What do you want to achieve during your term?
I envision a waste-less and more energy-efficient campus, with graduates more aware of environmental issues both when they are in Cambridge and after graduation.
What experience do you bring to the role?
First, I am familiar with the dynamics of leading environmental campaigns on campus, because I took similar roles as an undergraduate when I was studying in the Hong Kong University of Science and Technology. It taught me how to strike the balance between being ambitious and staying realistic – it helps to lead efficient and effective campaigns.
Second, I am aware of the cultural differences for leading environmental campaigns among this very international community at Cambridge. Personally, I have lived and worked in mainland China, Hong Kong, the Netherlands and the United States, on top of travelling to 25 other countries. I understand, for example, recycling is not something you would naturally think of if you have been raised in a country with lousy waste collection services. These differences need to be taken into account during planning and implementing the campaigns.
Last but not least, my work experience and learning count. I am a civil engineer by profession before I came to Cambridge, and I am here to study an MPhil in environmental policy. Previous work experience has taught me how to analyse and solve problems, and the current learning would tune me for better tackling environmental issues.
How would you like to collaborate with Environmental Officers in the MCRs?
I would like to enhance the communication and promote collaboration among Environmental Officers in the MCRs. I hope to arrange meetings where different MCRs could exchange green ideas and best environmental practices for collaborative initiatives. I also notice that there are many environment-focused student societies in Cambridge. I would outreach to them for possible collaboration.
What ideas do you have for campaigns and events in the coming year?
One of the ideas I have is to run a series of workshops introducing the “life” of our wastes. A lot of us do not recycle, and those who do may not have been doing it in the correct way. By introducing the “life” of our wastes, people could be inspired to produce wastes more responsibly. As each year GU is welcoming a lot of one-year MPhil students, it would be beneficial to document these guidelines and encourage MCRs to include them in the orientation documents they distribute to new members in the future.
I have to admit that I am still new to this campus and I would keep my eyes and ears open to environmental issues for campaign and event ideas.
Should Environmental Officers focus on influencing individuals’ behaviour or institutional policies?

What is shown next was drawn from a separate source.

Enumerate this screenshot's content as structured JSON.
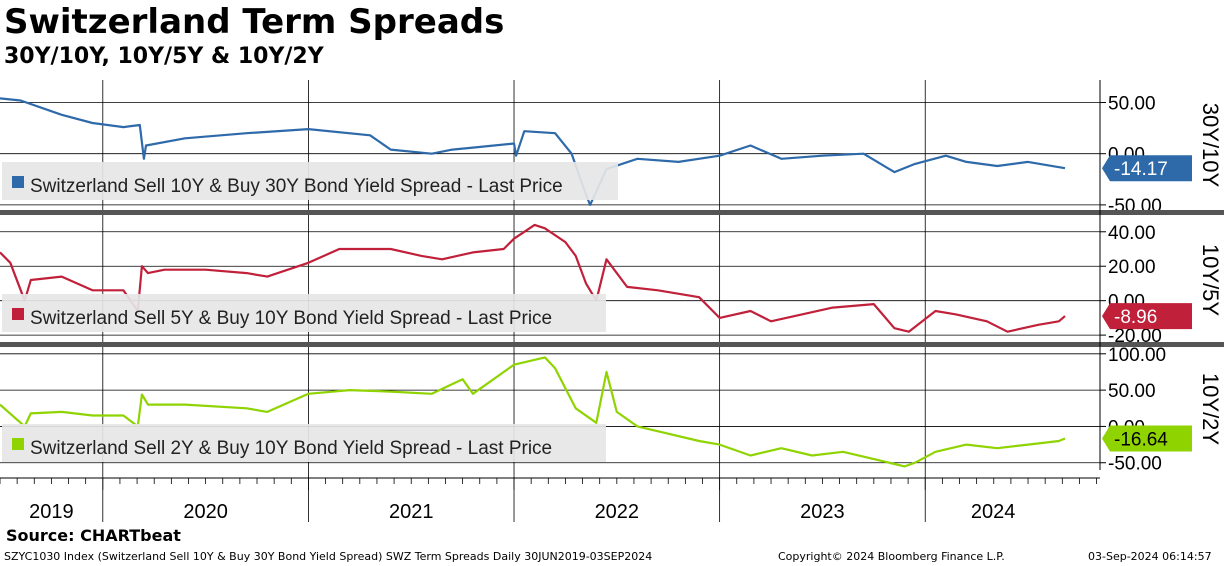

Influencing individuals’ behaviour and institutional policies should both be the responsibilities of an Environmental Officer. For the upcoming session, I believe that more attention should be placed on influencing individuals’ behaviour because we have not quite achieved what the institution policies have been targeted for. Take waste reduction as an example, it would be pointless to increase the target percentage of waste recycling while individuals are still confused standing in front of recycling bins and end up throwing the wrong things into the wrong bins. In the upcoming year, I would like to focus on bridging the gap between individuals’ behaviour and the prevailing guidelines, while at the same time propose more practical and sustainable policies whenever necessary.